Yerington Soroptimists International members thought up the event and some churches joined in to provide baby-sitting and prizes.
"Everything else is going on at the casinos," said event chairman Diana Turner, also the Soroptimists vice president. "That's what we're trying to get away from. We want something where a family can go together."
Festivities will include a cake walk, dance contests from different eras, bingo and karaoke. Fireworks will go off behind the high school at midnight.
"It's going to be fun," Turner said. "There isn't going to be any drinking. It will be drug-free and alcohol-free."
Turner encourages senior citizens to take part.
Children of any age are welcome, though kids age 13 or younger must come with a parent. Children can take part in all the events. The band room will be set up with cleaned wrestling mats, videos, and free baby-sitting provided by the youth group from the Yerington Vineyard Fellowship.
"That will let them lay down if they can't make it to midnight," Turner said.

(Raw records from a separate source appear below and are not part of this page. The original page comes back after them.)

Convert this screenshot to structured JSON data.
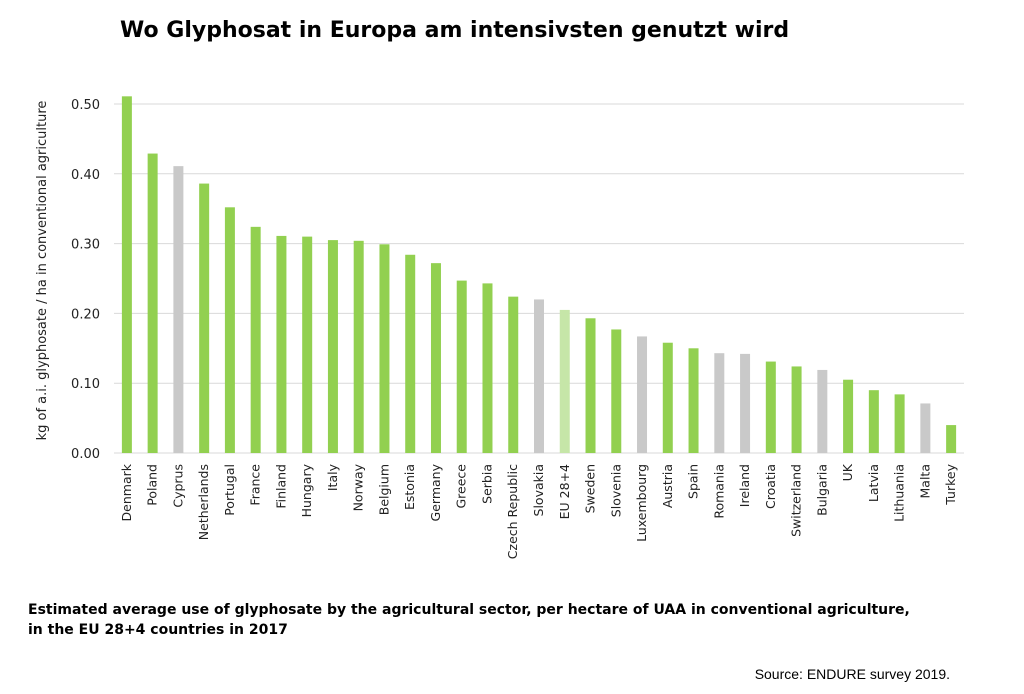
{
  "chart_data": {
    "type": "bar",
    "title": "Wo Glyphosat in Europa am intensivsten genutzt wird",
    "ylabel": "kg of a.i. glyphosate / ha in conventional agriculture",
    "xlabel": "",
    "ylim": [
      0,
      0.5
    ],
    "yticks": [
      "0.00",
      "0.10",
      "0.20",
      "0.30",
      "0.40",
      "0.50"
    ],
    "grid": true,
    "categories": [
      "Denmark",
      "Poland",
      "Cyprus",
      "Netherlands",
      "Portugal",
      "France",
      "Finland",
      "Hungary",
      "Italy",
      "Norway",
      "Belgium",
      "Estonia",
      "Germany",
      "Greece",
      "Serbia",
      "Czech Republic",
      "Slovakia",
      "EU 28+4",
      "Sweden",
      "Slovenia",
      "Luxembourg",
      "Austria",
      "Spain",
      "Romania",
      "Ireland",
      "Croatia",
      "Switzerland",
      "Bulgaria",
      "UK",
      "Latvia",
      "Lithuania",
      "Malta",
      "Turkey"
    ],
    "values": [
      0.511,
      0.429,
      0.411,
      0.386,
      0.352,
      0.324,
      0.311,
      0.31,
      0.305,
      0.304,
      0.299,
      0.284,
      0.272,
      0.247,
      0.243,
      0.224,
      0.22,
      0.205,
      0.193,
      0.177,
      0.167,
      0.158,
      0.15,
      0.143,
      0.142,
      0.131,
      0.124,
      0.119,
      0.105,
      0.09,
      0.084,
      0.071,
      0.04
    ],
    "bar_groups": [
      "green",
      "green",
      "grey",
      "green",
      "green",
      "green",
      "green",
      "green",
      "green",
      "green",
      "green",
      "green",
      "green",
      "green",
      "green",
      "green",
      "grey",
      "lightgreen",
      "green",
      "green",
      "grey",
      "green",
      "green",
      "grey",
      "grey",
      "green",
      "green",
      "grey",
      "green",
      "green",
      "green",
      "grey",
      "green"
    ],
    "colors": {
      "green": "#92d050",
      "grey": "#c9c9c9",
      "lightgreen": "#c6e6a8",
      "grid": "#d9d9d9"
    }
  },
  "caption": {
    "line1": "Estimated average use of glyphosate by the agricultural sector, per hectare of UAA in conventional agriculture,",
    "line2": "in the EU 28+4 countries in 2017"
  },
  "source": "Source: ENDURE survey 2019."
}
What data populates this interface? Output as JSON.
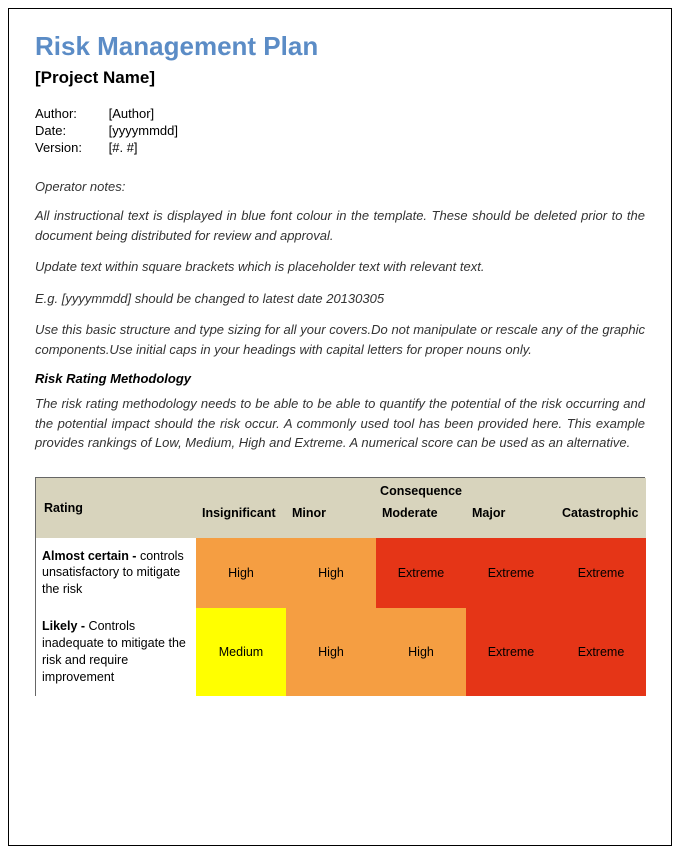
{
  "title": "Risk Management Plan",
  "subtitle": "[Project Name]",
  "meta": {
    "author_label": "Author:",
    "author_value": "[Author]",
    "date_label": "Date:",
    "date_value": "[yyyymmdd]",
    "version_label": "Version:",
    "version_value": "[#. #]"
  },
  "operator_notes_heading": "Operator notes:",
  "notes": {
    "p1": "All instructional text is displayed in blue font colour in the template. These should be deleted prior to the document being distributed for review and approval.",
    "p2": "Update text within square brackets which is placeholder text with relevant text.",
    "p3": "E.g. [yyyymmdd] should be changed to latest date 20130305",
    "p4": "Use this basic structure and type sizing for all your covers.Do not manipulate or rescale any of the graphic components.Use initial caps in your headings with capital letters for proper nouns only."
  },
  "methodology_heading": "Risk Rating Methodology",
  "methodology_body": "The risk rating methodology needs to be able to be able to quantify the potential of the risk occurring and the potential impact should the risk occur.  A commonly used tool has been provided here.  This example provides rankings of Low, Medium, High and Extreme.  A numerical score can be used as an alternative.",
  "matrix": {
    "type": "table",
    "rating_header": "Rating",
    "consequence_header": "Consequence",
    "columns": [
      "Insignificant",
      "Minor",
      "Moderate",
      "Major",
      "Catastrophic"
    ],
    "colors": {
      "header_bg": "#d8d4bd",
      "high": "#f59e42",
      "extreme": "#e53517",
      "medium": "#ffff00",
      "text": "#000000",
      "row_bg": "#ffffff"
    },
    "font_size": 12.5,
    "rows": [
      {
        "label_bold": "Almost certain -",
        "label_rest": " controls unsatisfactory to mitigate the risk",
        "cells": [
          {
            "text": "High",
            "bg": "#f59e42"
          },
          {
            "text": "High",
            "bg": "#f59e42"
          },
          {
            "text": "Extreme",
            "bg": "#e53517"
          },
          {
            "text": "Extreme",
            "bg": "#e53517"
          },
          {
            "text": "Extreme",
            "bg": "#e53517"
          }
        ]
      },
      {
        "label_bold": "Likely -",
        "label_rest": " Controls inadequate to mitigate the risk and require improvement",
        "cells": [
          {
            "text": "Medium",
            "bg": "#ffff00"
          },
          {
            "text": "High",
            "bg": "#f59e42"
          },
          {
            "text": "High",
            "bg": "#f59e42"
          },
          {
            "text": "Extreme",
            "bg": "#e53517"
          },
          {
            "text": "Extreme",
            "bg": "#e53517"
          }
        ]
      }
    ]
  }
}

Vineyard will also provide 50 cakes as the prizes in the cake walk. This involves a variation on musical chairs: people walk and whoever's on the right spot when the music stops wins a cake.
Admission is one item of non-perishable food that will go to the food bank in Yerington. Everybody will get a ticket for the door prizes. The biggest prize will be awarded right before midnight.
"We're not sure yet (what the big prize will be)," Turner said. "We're still getting things."
"Y2K the Night Away" will also have a booth decorated with balloons for families to pose for millennium snapshots.
Turner has no inkling how many people may show up but Soroptimists is thinking long-term with New Year's Eve events.
"If it catches on, we may do it yearly," she said.
"Y2K the Night Away" starts at 8 p.m. Friday at the multipurpose room at Yerington High School, 114 Pearl Street.